The Bush people screwed the press right royally yesterday, and you can hear the teeth grinding in DC and Manhattan from up here in the mountains. Or maybe that's the lawnmower in the next lot, I don't know. Be interesting, in a horrible, sickening sort of way, to see if the bastards blow everything up on schedule tomorrow, regardless of the actual facts of the turnover and the fait accompli. Hopefully the scrambling is producing decent sigint for the Coalition.
That's one reason that the surprise turnover was such an excellent move - it seizes the initiative from the terrorists at the moment when they're committed. The 30th deadline has been in place for so long, and was so vital to the political symbolism of the conflict, that the terrorists absolutely had to drop the hammer, spend their resources. Those operations are in progress as I type, indeed, as they sprang the turnover, as Bremer made for the airport. The resources are spent, the operatives deployed. The terror generals now have a choice. They can back down and decommit - recall their forces, recover deployed resources, back down. They can go forward, and spend blood, money and equipment in an attempt to maintain face - maintain balance by swinging as if the propaganda target was still there. They can go forward, and try to convert the planned propaganda attacks into the real thing - a true offensive.

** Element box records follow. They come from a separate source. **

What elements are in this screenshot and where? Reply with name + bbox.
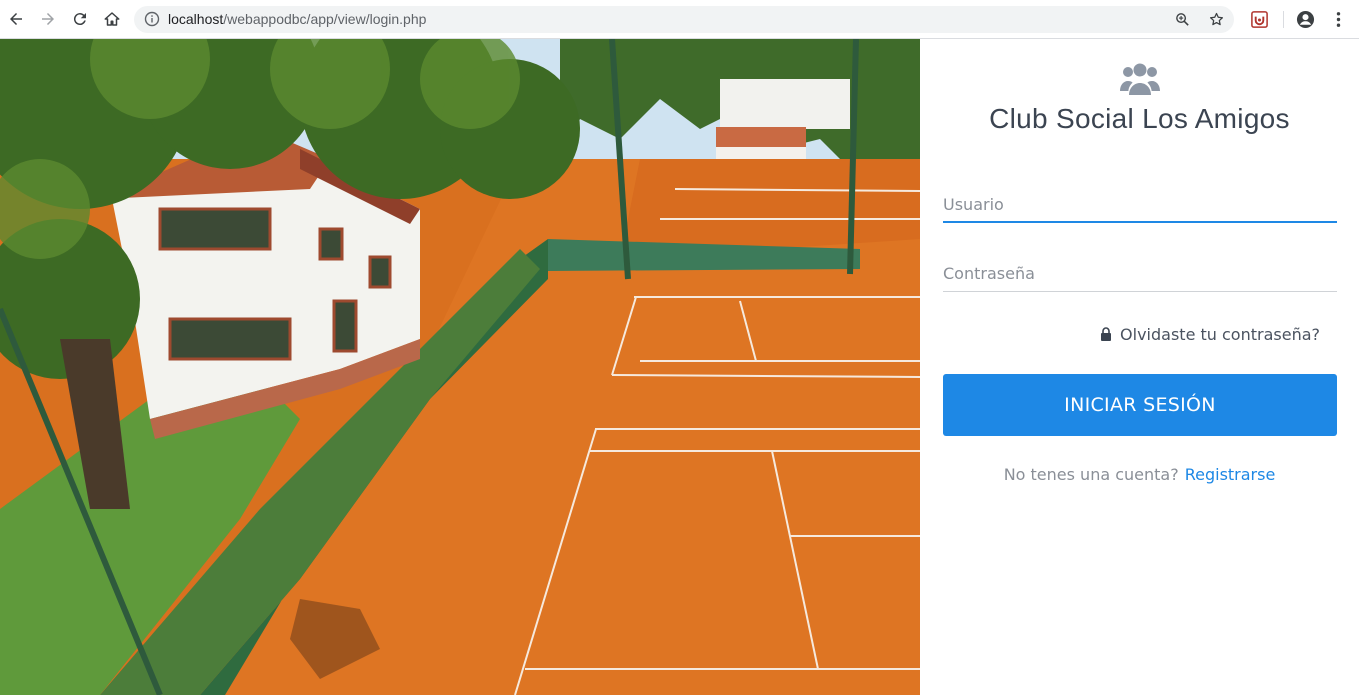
browser-toolbar: localhost/webappodbc/app/view/login.php — [0, 0, 1359, 39]
forgot-password-link[interactable]: Olvidaste tu contraseña? — [1080, 323, 1320, 345]
tennis-club-photo — [0, 39, 920, 695]
extension-icon[interactable] — [1250, 10, 1269, 29]
signup-prompt: No tenes una cuenta? — [1003, 465, 1179, 484]
zoom-icon[interactable] — [1174, 11, 1191, 28]
login-panel: Club Social Los Amigos Olvidaste tu cont… — [920, 39, 1359, 695]
address-bar[interactable]: localhost/webappodbc/app/view/login.php — [134, 6, 1234, 33]
home-icon[interactable] — [101, 8, 123, 30]
signup-link[interactable]: Registrarse — [1185, 465, 1276, 484]
users-icon — [1120, 63, 1160, 95]
url-text[interactable]: localhost/webappodbc/app/view/login.php — [168, 11, 426, 27]
username-input[interactable] — [943, 187, 1337, 223]
reload-icon[interactable] — [69, 8, 91, 30]
menu-icon[interactable] — [1329, 10, 1348, 29]
club-title: Club Social Los Amigos — [989, 103, 1290, 134]
forward-icon[interactable] — [37, 8, 59, 30]
toolbar-divider — [1283, 11, 1284, 28]
profile-icon[interactable] — [1296, 10, 1315, 29]
url-path: /webappodbc/app/view/login.php — [223, 11, 427, 27]
back-icon[interactable] — [5, 8, 27, 30]
signup-row: No tenes una cuenta? Registrarse — [920, 465, 1359, 484]
password-input[interactable] — [943, 256, 1337, 292]
lock-icon — [1101, 327, 1112, 341]
star-icon[interactable] — [1208, 11, 1225, 28]
url-host: localhost — [168, 11, 224, 27]
info-icon[interactable] — [144, 11, 160, 27]
forgot-password-label: Olvidaste tu contraseña? — [1120, 324, 1320, 344]
login-button[interactable]: INICIAR SESIÓN — [943, 374, 1337, 436]
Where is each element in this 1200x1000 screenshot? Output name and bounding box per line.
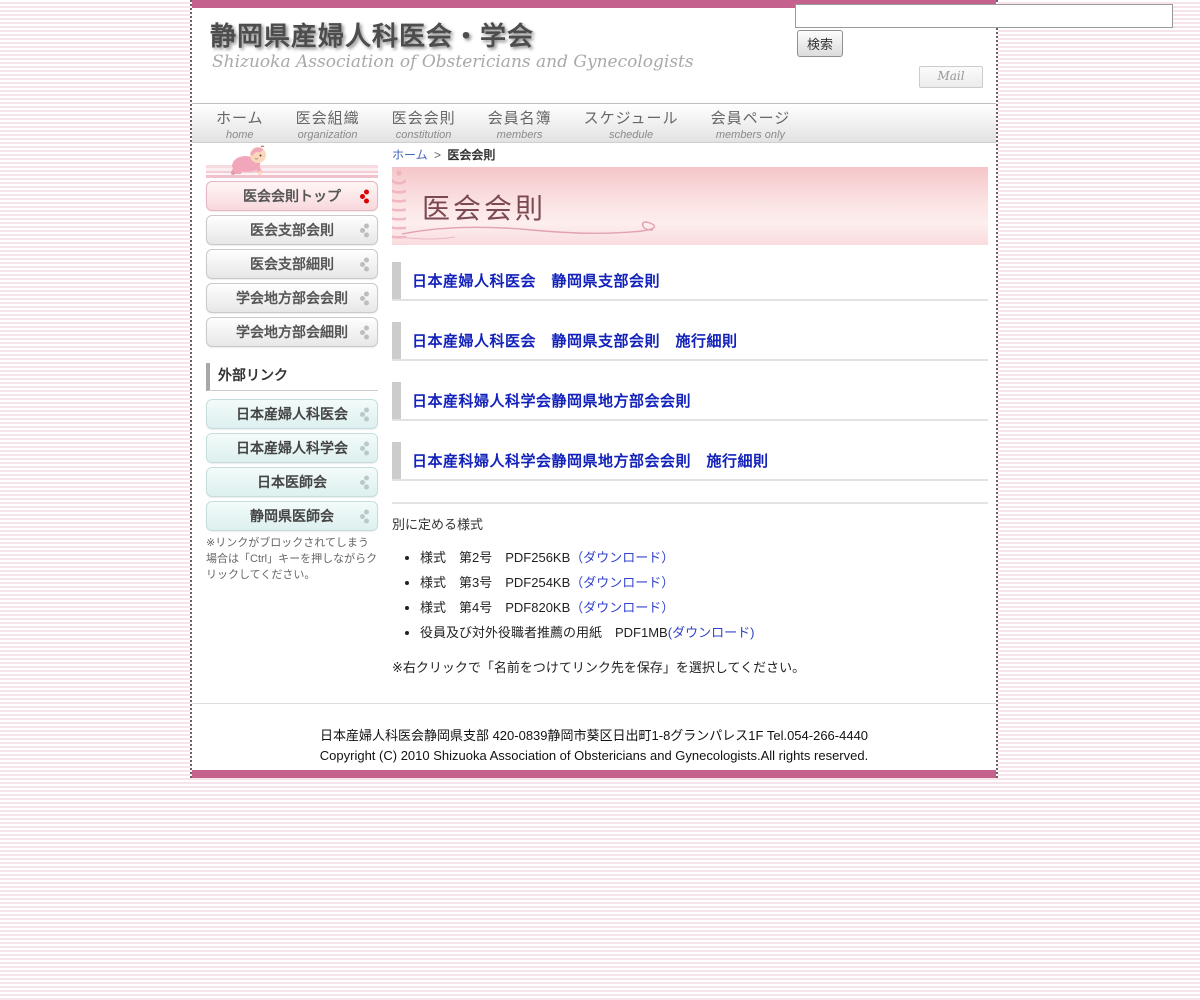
download-link[interactable]: （ダウンロード） <box>570 600 674 615</box>
nav-label: 会員名簿 <box>487 110 552 127</box>
footer: 日本産婦人科医会静岡県支部 420-0839静岡市葵区日出町1-8グランパレス1… <box>192 703 996 778</box>
main-nav: ホーム home 医会組織 organization 医会会則 constitu… <box>192 103 996 143</box>
nav-label: 会員ページ <box>710 110 791 127</box>
heading-bar-decoration <box>392 442 401 479</box>
nav-sublabel: organization <box>297 129 358 141</box>
sidebar-item-chihobukai-saisoku[interactable]: 学会地方部会細則 <box>206 317 378 347</box>
sidebar-item-kaisoku-top[interactable]: 医会会則トップ <box>206 181 378 211</box>
save-link-note: ※右クリックで「名前をつけてリンク先を保存」を選択してください。 <box>392 660 806 675</box>
dots-icon <box>360 407 369 422</box>
sidebar-note: ※リンクがブロックされてしまう場合は「Ctrl」キーを押しながらクリックしてくだ… <box>206 537 378 581</box>
form-label: 様式 第2号 PDF256KB <box>420 550 571 565</box>
document-heading-row: 日本産科婦人科学会静岡県地方部会会則 施行細則 <box>392 442 988 481</box>
nav-item-organization[interactable]: 医会組織 organization <box>280 104 376 142</box>
forms-list-item: 様式 第4号 PDF820KB（ダウンロード） <box>420 597 988 616</box>
dots-icon <box>360 441 369 456</box>
dots-icon <box>360 223 369 238</box>
dots-icon <box>360 509 369 524</box>
external-link-label: 日本産婦人科医会 <box>236 406 348 422</box>
sidebar-item-chihobukai-kaisoku[interactable]: 学会地方部会会則 <box>206 283 378 313</box>
external-link-jaog[interactable]: 日本産婦人科医会 <box>206 399 378 429</box>
document-link-shibu-kaisoku[interactable]: 日本産婦人科医会 静岡県支部会則 <box>412 270 660 291</box>
forms-section-heading: 別に定める様式 <box>392 517 484 532</box>
sidebar-item-label: 医会支部細則 <box>250 256 334 272</box>
sidebar-item-label: 学会地方部会細則 <box>236 324 348 340</box>
document-heading-row: 日本産婦人科医会 静岡県支部会則 <box>392 262 988 301</box>
sidebar: 医会会則トップ 医会支部会則 医会支部細則 学会地方部会会則 学会地方部会細則 … <box>206 143 378 584</box>
forms-list: 様式 第2号 PDF256KB（ダウンロード） 様式 第3号 PDF254KB（… <box>420 547 988 641</box>
nav-item-members-only[interactable]: 会員ページ members only <box>695 104 807 142</box>
breadcrumb: ホーム > 医会会則 <box>392 146 988 163</box>
nav-sublabel: members only <box>715 129 785 141</box>
main-content: ホーム > 医会会則 医会会則 日本産婦人科医会 静岡県支部会則 日本産婦人科医… <box>392 143 988 676</box>
page-title-banner: 医会会則 <box>392 167 988 245</box>
sidebar-item-label: 医会会則トップ <box>243 188 341 204</box>
external-link-label: 日本医師会 <box>257 474 327 490</box>
swirl-decoration <box>399 221 656 240</box>
breadcrumb-separator: > <box>433 148 441 162</box>
site-subtitle: Shizuoka Association of Obstericians and… <box>212 52 694 72</box>
dots-icon <box>360 291 369 306</box>
dots-icon <box>360 475 369 490</box>
external-link-shizuoka-med[interactable]: 静岡県医師会 <box>206 501 378 531</box>
document-link-chihobukai-saisoku[interactable]: 日本産科婦人科学会静岡県地方部会会則 施行細則 <box>412 450 769 471</box>
form-label: 役員及び対外役職者推薦の用紙 PDF1MB <box>420 625 668 640</box>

I don't think they have the depth or the capacity to wage a true offensive. In truth, they've got the first two options. Option one will leave them terribly off balance, forces too far advanced to recover, intel resources exposed by recovering other operatives in the clear, everything in motion, and returning to possibly-compromised safehouses, or even safeharbors. Even worse, the people in charge will have lost face. The al Queda terror networks operate largely in an honor economy. There isn't enough money to seriously motivate anyone - the financing is a matter of logistics, not morale. Resources flow to the terror-lords with the biggest brass ones - the guys who can blow up the big bombs, rack up the megadeaths, personally decapitate prisoners on air while declaiming poetry in Classical, Koranic Arabic. Face is important, and a step-down loses Zarqawi bucketloads. I think the attacks will go forward, for the honor of it all.
Christ, I hope they're braced for it in Baghdad.